Whatever happened to honest computing?  At each upgrade it seems to be getting worse.  Lies and damnable lies.  So I finally arrived at Win10 back in 2015 after my journey from DOS 1.0 so many years ago.  I miss the days of computers doing just exactly what you told them to do; and they never, ever crashed, but progress, complexity and distrust have all increased over the years since the unflinching green-screen dog days of DOS.  In the old days, computers were just tools, but today, they provide a rouge government access to your most private activities from turning on your mic and camera remotely, to logging all your keystrokes, to spying on your on-line activities; and of course, let us not forget all the back-doors they have bought and paid for.  Nothing is private and nothing is secure from the prying eyes of Big Bro nowadays.  It’s a matter of ‘National Security’ don’t ya know.  Not yours, but theirs.

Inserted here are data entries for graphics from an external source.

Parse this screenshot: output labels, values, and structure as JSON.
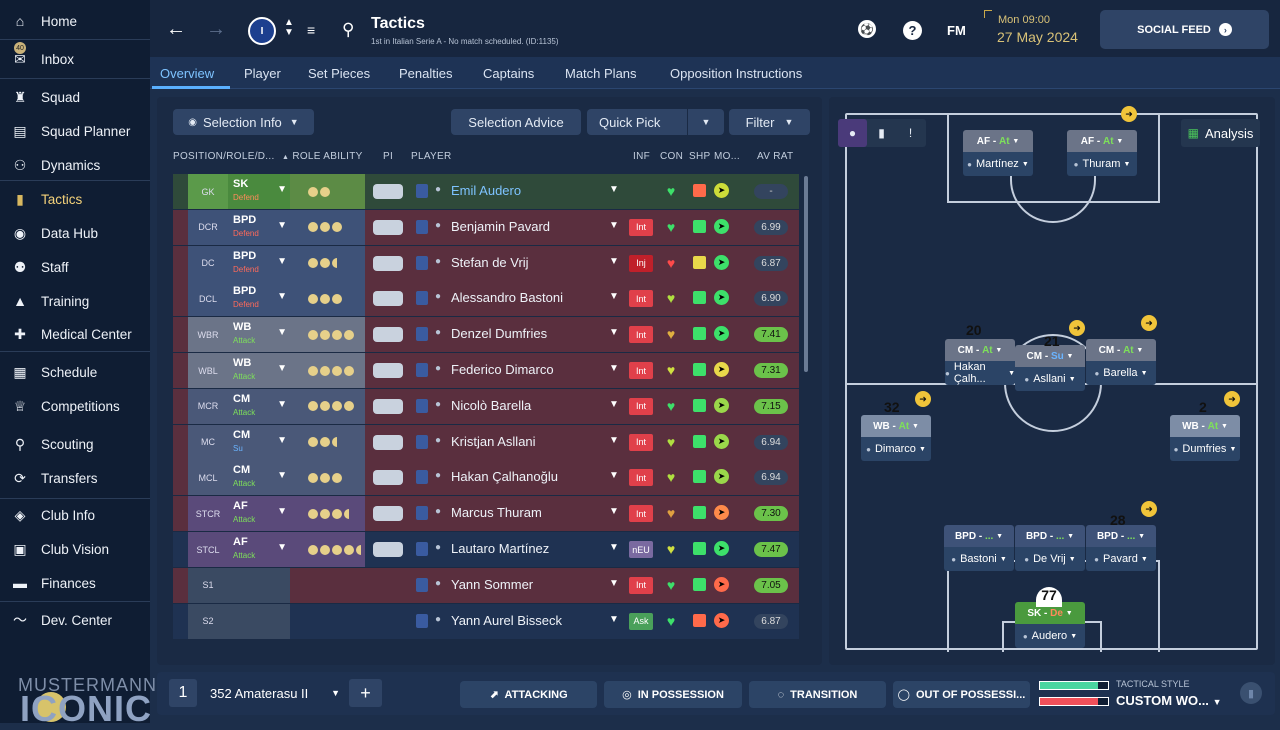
{
  "sidebar": {
    "items": [
      {
        "label": "Home",
        "icon": "home-icon",
        "glyph": "⌂"
      },
      {
        "label": "Inbox",
        "icon": "inbox-icon",
        "glyph": "✉",
        "badge": "40"
      },
      {
        "label": "Squad",
        "icon": "shirt-icon",
        "glyph": "♜"
      },
      {
        "label": "Squad Planner",
        "icon": "clipboard-icon",
        "glyph": "▤"
      },
      {
        "label": "Dynamics",
        "icon": "people-icon",
        "glyph": "⚇"
      },
      {
        "label": "Tactics",
        "icon": "tactics-icon",
        "glyph": "▮"
      },
      {
        "label": "Data Hub",
        "icon": "datahub-icon",
        "glyph": "◉"
      },
      {
        "label": "Staff",
        "icon": "staff-icon",
        "glyph": "⚉"
      },
      {
        "label": "Training",
        "icon": "training-icon",
        "glyph": "▲"
      },
      {
        "label": "Medical Center",
        "icon": "medical-icon",
        "glyph": "✚"
      },
      {
        "label": "Schedule",
        "icon": "calendar-icon",
        "glyph": "▦"
      },
      {
        "label": "Competitions",
        "icon": "trophy-icon",
        "glyph": "♕"
      },
      {
        "label": "Scouting",
        "icon": "search-icon",
        "glyph": "⚲"
      },
      {
        "label": "Transfers",
        "icon": "transfer-icon",
        "glyph": "⟳"
      },
      {
        "label": "Club Info",
        "icon": "shield-icon",
        "glyph": "◈"
      },
      {
        "label": "Club Vision",
        "icon": "briefcase-icon",
        "glyph": "▣"
      },
      {
        "label": "Finances",
        "icon": "money-icon",
        "glyph": "▬"
      },
      {
        "label": "Dev. Center",
        "icon": "trend-icon",
        "glyph": "〜"
      }
    ],
    "brand_top": "MUSTERMANN",
    "brand_bottom": "ICONIC"
  },
  "topbar": {
    "title": "Tactics",
    "subtitle": "1st in Italian Serie A - No match scheduled. (ID:1135)",
    "fm": "FM",
    "date_line1": "Mon 09:00",
    "date_line2": "27 May 2024",
    "social": "SOCIAL FEED"
  },
  "tabs": [
    "Overview",
    "Player",
    "Set Pieces",
    "Penalties",
    "Captains",
    "Match Plans",
    "Opposition Instructions"
  ],
  "toolbar": {
    "selection_info": "Selection Info",
    "selection_advice": "Selection Advice",
    "quick_pick": "Quick Pick",
    "filter": "Filter"
  },
  "headers": {
    "position": "POSITION/ROLE/D...",
    "ability": "ROLE ABILITY",
    "pi": "PI",
    "player": "PLAYER",
    "inf": "INF",
    "con": "CON",
    "shp": "SHP",
    "mov": "MO...",
    "avr": "AV RAT"
  },
  "rows": [
    {
      "pos": "GK",
      "role": "SK",
      "duty": "Defend",
      "stars": 2,
      "half": false,
      "name": "Emil Audero",
      "inf": "",
      "avr": "-",
      "colors": {
        "bg": "#2f4a3a",
        "pos": "#5b9a4a",
        "role": "#4a8a3e",
        "abil": "#5c8b45",
        "duty": "#ff8a5a"
      },
      "shp": "#ff6a4a",
      "mov": "#cddc39",
      "avrbg": "#33445e",
      "avrfg": "#ccc",
      "con": "#3de06a"
    },
    {
      "pos": "DCR",
      "role": "BPD",
      "duty": "Defend",
      "stars": 3,
      "half": false,
      "name": "Benjamin Pavard",
      "inf": "Int",
      "avr": "6.99",
      "colors": {
        "bg": "#5a2f3e",
        "pos": "#3e5278",
        "role": "#3e5278",
        "abil": "#3e5278",
        "duty": "#ff6a5a"
      },
      "shp": "#3de06a",
      "mov": "#3de06a",
      "avrbg": "#33445e",
      "avrfg": "#ddd",
      "con": "#3de06a"
    },
    {
      "pos": "DC",
      "role": "BPD",
      "duty": "Defend",
      "stars": 2,
      "half": true,
      "name": "Stefan de Vrij",
      "inf": "Inj",
      "avr": "6.87",
      "colors": {
        "bg": "#5a2f3e",
        "pos": "#3e5278",
        "role": "#3e5278",
        "abil": "#3e5278",
        "duty": "#ff6a5a"
      },
      "shp": "#e8d84a",
      "mov": "#3de06a",
      "avrbg": "#33445e",
      "avrfg": "#ddd",
      "con": "#ff4a4a"
    },
    {
      "pos": "DCL",
      "role": "BPD",
      "duty": "Defend",
      "stars": 3,
      "half": false,
      "name": "Alessandro Bastoni",
      "inf": "Int",
      "avr": "6.90",
      "colors": {
        "bg": "#5a2f3e",
        "pos": "#3e5278",
        "role": "#3e5278",
        "abil": "#3e5278",
        "duty": "#ff6a5a"
      },
      "shp": "#3de06a",
      "mov": "#3de06a",
      "avrbg": "#33445e",
      "avrfg": "#ddd",
      "con": "#b0e040"
    },
    {
      "pos": "WBR",
      "role": "WB",
      "duty": "Attack",
      "stars": 4,
      "half": false,
      "name": "Denzel Dumfries",
      "inf": "Int",
      "avr": "7.41",
      "colors": {
        "bg": "#5a2f3e",
        "pos": "#6b7488",
        "role": "#6b7488",
        "abil": "#6b7488",
        "duty": "#7ee05a"
      },
      "shp": "#3de06a",
      "mov": "#3de06a",
      "avrbg": "#6bc24a",
      "avrfg": "#111",
      "con": "#e0b040"
    },
    {
      "pos": "WBL",
      "role": "WB",
      "duty": "Attack",
      "stars": 4,
      "half": false,
      "name": "Federico Dimarco",
      "inf": "Int",
      "avr": "7.31",
      "colors": {
        "bg": "#5a2f3e",
        "pos": "#6b7488",
        "role": "#6b7488",
        "abil": "#6b7488",
        "duty": "#7ee05a"
      },
      "shp": "#3de06a",
      "mov": "#e8d84a",
      "avrbg": "#6bc24a",
      "avrfg": "#111",
      "con": "#d0e040"
    },
    {
      "pos": "MCR",
      "role": "CM",
      "duty": "Attack",
      "stars": 4,
      "half": false,
      "name": "Nicolò Barella",
      "inf": "Int",
      "avr": "7.15",
      "colors": {
        "bg": "#5a2f3e",
        "pos": "#4a5878",
        "role": "#4a5878",
        "abil": "#4a5878",
        "duty": "#7ee05a"
      },
      "shp": "#3de06a",
      "mov": "#9ad84a",
      "avrbg": "#6bc24a",
      "avrfg": "#111",
      "con": "#3de06a"
    },
    {
      "pos": "MC",
      "role": "CM",
      "duty": "Su",
      "stars": 2,
      "half": true,
      "name": "Kristjan Asllani",
      "inf": "Int",
      "avr": "6.94",
      "colors": {
        "bg": "#5a2f3e",
        "pos": "#4a5878",
        "role": "#4a5878",
        "abil": "#4a5878",
        "duty": "#6ab4ff"
      },
      "shp": "#3de06a",
      "mov": "#9ad84a",
      "avrbg": "#33445e",
      "avrfg": "#ddd",
      "con": "#b0e040"
    },
    {
      "pos": "MCL",
      "role": "CM",
      "duty": "Attack",
      "stars": 3,
      "half": false,
      "name": "Hakan Çalhanoğlu",
      "inf": "Int",
      "avr": "6.94",
      "colors": {
        "bg": "#5a2f3e",
        "pos": "#4a5878",
        "role": "#4a5878",
        "abil": "#4a5878",
        "duty": "#7ee05a"
      },
      "shp": "#3de06a",
      "mov": "#9ad84a",
      "avrbg": "#33445e",
      "avrfg": "#ddd",
      "con": "#b0e040"
    },
    {
      "pos": "STCR",
      "role": "AF",
      "duty": "Attack",
      "stars": 3,
      "half": true,
      "name": "Marcus Thuram",
      "inf": "Int",
      "avr": "7.30",
      "colors": {
        "bg": "#5a2f3e",
        "pos": "#5a4a7a",
        "role": "#5a4a7a",
        "abil": "#5a4a7a",
        "duty": "#7ee05a"
      },
      "shp": "#3de06a",
      "mov": "#ff8a4a",
      "avrbg": "#6bc24a",
      "avrfg": "#111",
      "con": "#e0a040"
    },
    {
      "pos": "STCL",
      "role": "AF",
      "duty": "Attack",
      "stars": 4,
      "half": true,
      "name": "Lautaro Martínez",
      "inf": "nEU",
      "avr": "7.47",
      "colors": {
        "bg": "#1f3252",
        "pos": "#5a4a7a",
        "role": "#5a4a7a",
        "abil": "#5a4a7a",
        "duty": "#7ee05a"
      },
      "shp": "#3de06a",
      "mov": "#3de06a",
      "avrbg": "#6bc24a",
      "avrfg": "#111",
      "con": "#d0e040"
    },
    {
      "pos": "S1",
      "role": "",
      "duty": "",
      "stars": 0,
      "half": false,
      "name": "Yann Sommer",
      "inf": "Int",
      "avr": "7.05",
      "colors": {
        "bg": "#5a2f3e",
        "pos": "#3a4a62",
        "role": "#3a4a62",
        "abil": "#5a2f3e",
        "duty": "#fff"
      },
      "shp": "#3de06a",
      "mov": "#ff6a4a",
      "avrbg": "#6bc24a",
      "avrfg": "#111",
      "con": "#3de06a"
    },
    {
      "pos": "S2",
      "role": "",
      "duty": "",
      "stars": 0,
      "half": false,
      "name": "Yann Aurel Bisseck",
      "inf": "Ask",
      "avr": "6.87",
      "colors": {
        "bg": "#1f3252",
        "pos": "#3a4a62",
        "role": "#3a4a62",
        "abil": "#1f3252",
        "duty": "#fff"
      },
      "shp": "#ff6a4a",
      "mov": "#ff6a4a",
      "avrbg": "#33445e",
      "avrfg": "#ddd",
      "con": "#3de06a"
    }
  ],
  "pitch": {
    "analysis": "Analysis",
    "cards": [
      {
        "role": "AF",
        "duty": "At",
        "name": "Martínez"
      },
      {
        "role": "AF",
        "duty": "At",
        "name": "Thuram"
      },
      {
        "role": "CM",
        "duty": "At",
        "name": "Hakan Çalh..."
      },
      {
        "role": "CM",
        "duty": "Su",
        "name": "Asllani"
      },
      {
        "role": "CM",
        "duty": "At",
        "name": "Barella"
      },
      {
        "role": "WB",
        "duty": "At",
        "name": "Dimarco"
      },
      {
        "role": "WB",
        "duty": "At",
        "name": "Dumfries"
      },
      {
        "role": "BPD",
        "duty": "...",
        "name": "Bastoni"
      },
      {
        "role": "BPD",
        "duty": "...",
        "name": "De Vrij"
      },
      {
        "role": "BPD",
        "duty": "...",
        "name": "Pavard"
      },
      {
        "role": "SK",
        "duty": "De",
        "name": "Audero"
      }
    ],
    "numbers": [
      "20",
      "21",
      "32",
      "2",
      "28",
      "77"
    ]
  },
  "bottom": {
    "slot": "1",
    "tactic": "352 Amaterasu II",
    "attacking": "ATTACKING",
    "in_possession": "IN POSSESSION",
    "transition": "TRANSITION",
    "out_of_possession": "OUT OF POSSESSI...",
    "style_label": "TACTICAL STYLE",
    "style_value": "CUSTOM WO...",
    "bar_plus": 0.85,
    "bar_minus": 0.85
  }
}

Sure Win10 is much more usable than Microsoft’s turkey Bob O/S or Vista but it insists on deception, obfuscation and even out right lying.  There are some good lies like MS shims and stubs from ‘Microsoft Fakes Framework’ (yes, that’s the real name) which allows me to lie to my 32 bit applications so that they will work with Microsoft’s 64 bit operating systems.  But lying to an application and lying to the end user are completely different. Lies to the end user really piss me off.  What are some of the lies?

Well, the first one you will notice is that despite having booted your system, logging in and seeing your full screen in record time, Windows is really not ready for work.  It’s a lie.  It still has quite a bit of housekeeping to do before you actually have a usable system.   This can be several long minutes of frustration.  I would rather it take its time up front and not present my screen until it is actually ready to do some work, but then again that would hurt Microsoft’s phantom boot time.   This reminds me of the totally bogus on-time stats of the airline industry.

Another pisser is that when you write files to your USB drive, you just never know when and if they are actually written to the drive unless you flush the ‘writes pending’ using eject or other means.  This can cause data corruption all because of a lie from Microsoft.  It said it wrote the files, but it really didn’t.  What it did was schedule these files to be written at some time in the future and it never tells you when or if this occurred.

A new lie is that when I shut down my system, the screen now goes blank almost immediately, but if I look at my hard drive indicator light, it may be thrashing for minutes until it goes off.  WTF?  I turned it off, but it doesn’t turn off.

And of course there is the old lie even in the DOS days of deleting files, it just puts a lower case Greek delta symbol as the first character of the file indicating it is A-Okay to over write this file at some point in the future if needed.   I do love the journaling file system, multi-tasking and the graphics, but I would appreciate a little more attention to honest computing.

Another improvement is that the new ‘Blue Screen of Death’ is now a kinder, gentler shade of blue that still provides near worthless information.